For kicks, here's some code to copy memory from one location to another:
Code:
BigLoop:
move.w count, d2
move.l src, a0
move.l dst, a1
SmallLoop:
move.l (a0)+, (a1)+
move.l (a0)+, (a1)+
move.l (a0)+, (a1)+
move.l (a0)+, (a1)+
move.l (a0)+, (a1)+
move.l (a0)+, (a1)+
move.l (a0)+, (a1)+
move.l (a0)+, (a1)+
dbra d2, SmallLoop
dbra d1,BigLoop
Each of the memory copy moves is 8 cycles (the (aX)+ is 4 cycles each) * 8 moves = 64. The dbra is 10 cycles. 74 cycles for each run through the inner loop. I run through that 8192 times for 256KB, which should be 606208 cycles for the inner loop. Plus 10 cycles for the outter dbra, 16 for the initializations, and I run through the outer loop 1000 times for 250MB, which should come out to 606234000. The SE/30 has a 15.6672MHz clock, so the 250MB memory copy should take a theoretical 38.69447 seconds, running with data cache disabled, and all instructions running out of the instruction cache. Note that about 5 seconds of the almost 39s of theoretical running time is spent just in the dbra looping construct.
I tried running with interrupts disabled, and pulling time from the RTC before & after in order to measure time, but I couldn't get that working. So, I'm running with interrupts enabled, which includes the 60Hz timer for the Vertical Blanking tasks which include updating the global Time variable, updating mouse cursor location global variables (and if the mouse moves, updating the displayed cursor), etc.
The code above, with wrapper timing code, ran in approximately 42s for me, which would be almost 6MB/s RAM to RAM copy, or a total memory bandwidth utilization of about 12MB/s. Which doesn't seem too bad considering setup overhead, instruction fetch, looping overhead, and interrupt handling. The theoretical for the code being run is about 1MB/s more total utilization.
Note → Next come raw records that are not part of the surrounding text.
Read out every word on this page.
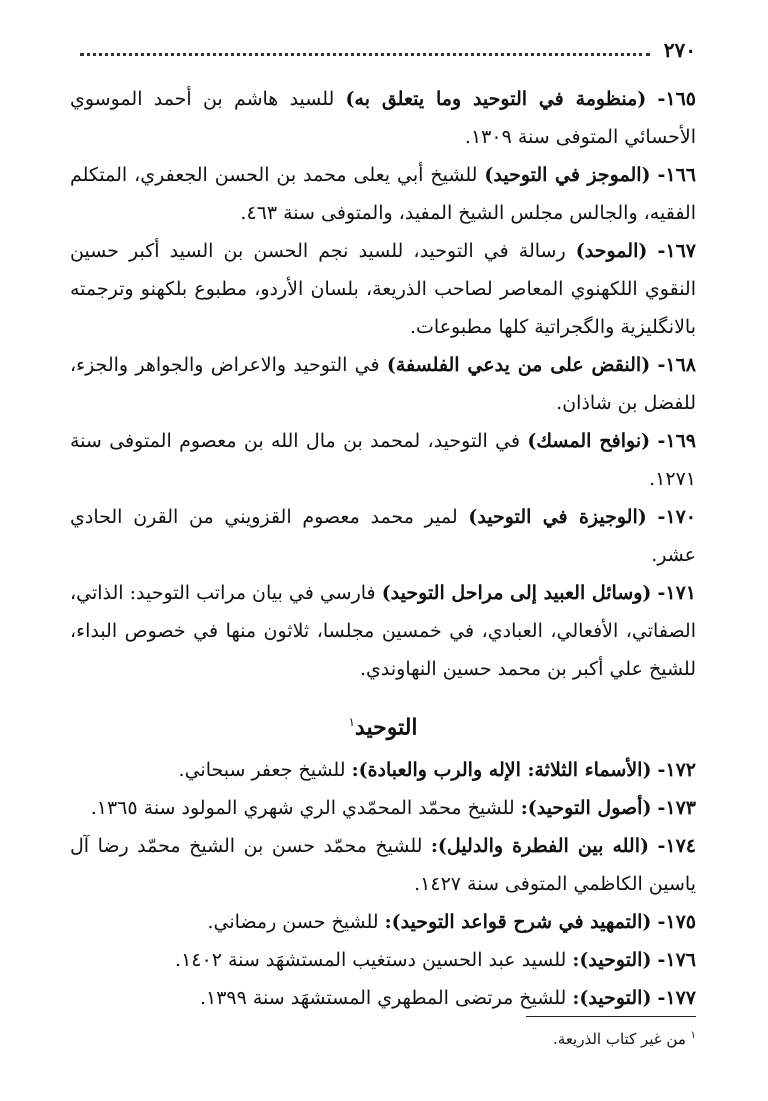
٢٧٠

١٦٥- (منظومة في التوحيد وما يتعلق به) للسيد هاشم بن أحمد الموسوي الأحسائي المتوفى سنة ١٣٠٩.

١٦٦- (الموجز في التوحيد) للشيخ أبي يعلى محمد بن الحسن الجعفري، المتكلم الفقيه، والجالس مجلس الشيخ المفيد، والمتوفى سنة ٤٦٣.

١٦٧- (الموحد) رسالة في التوحيد، للسيد نجم الحسن بن السيد أكبر حسين النقوي اللكهنوي المعاصر لصاحب الذريعة، بلسان الأردو، مطبوع بلكهنو وترجمته بالانگليزية والگجراتية كلها مطبوعات.

١٦٨- (النقض على من يدعي الفلسفة) في التوحيد والاعراض والجواهر والجزء، للفضل بن شاذان.

١٦٩- (نوافح المسك) في التوحيد، لمحمد بن مال الله بن معصوم المتوفى سنة ١٢٧١.

١٧٠- (الوجيزة في التوحيد) لمير محمد معصوم القزويني من القرن الحادي عشر.

١٧١- (وسائل العبيد إلى مراحل التوحيد) فارسي في بيان مراتب التوحيد: الذاتي، الصفاتي، الأفعالي، العبادي، في خمسين مجلسا، ثلاثون منها في خصوص البداء، للشيخ علي أكبر بن محمد حسين النهاوندي.

التوحيد$^١$

١٧٢- (الأسماء الثلاثة: الإله والرب والعبادة): للشيخ جعفر سبحاني.

١٧٣- (أصول التوحيد): للشيخ محمّد المحمّدي الري شهري المولود سنة ١٣٦٥.

١٧٤- (الله بين الفطرة والدليل): للشيخ محمّد حسن بن الشيخ محمّد رضا آل ياسين الكاظمي المتوفى سنة ١٤٢٧.

١٧٥- (التمهيد في شرح قواعد التوحيد): للشيخ حسن رمضاني.

١٧٦- (التوحيد): للسيد عبد الحسين دستغيب المستشهَد سنة ١٤٠٢.

١٧٧- (التوحيد): للشيخ مرتضى المطهري المستشهَد سنة ١٣٩٩.

$^١$ من غير كتاب الذريعة.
Anyway, that's just for kicks. SCSI's performance is pretty well capped due to SCSIMgr if nothing else. Then there's the plethora of drivers depending on how you formatted the drive, and aside from some cursory benchmarking, I don't think anyone has disassembled the various drivers to see what they're actually doing and what the various performance limitations are.
For performance related projects going forward, avoiding SCSI if for no other reason than to get away from SCSIMgr and the driver problems, seems to be the way to go. Unfortunately, all of the logic for partitions, which are required for making larger media useful due to filesystem limitations for the earlier machines, is wrapped up with SCSIMgr. It would be possible to implement a partitioning scheme with whatever driver ends up being written to handle newer interfaces, it's just more to do.
But that's just performance, which is nothing more than an interesting intellectual exercise given the technology found in dumpsters these days is faster than anything you'll get out of an SE/30.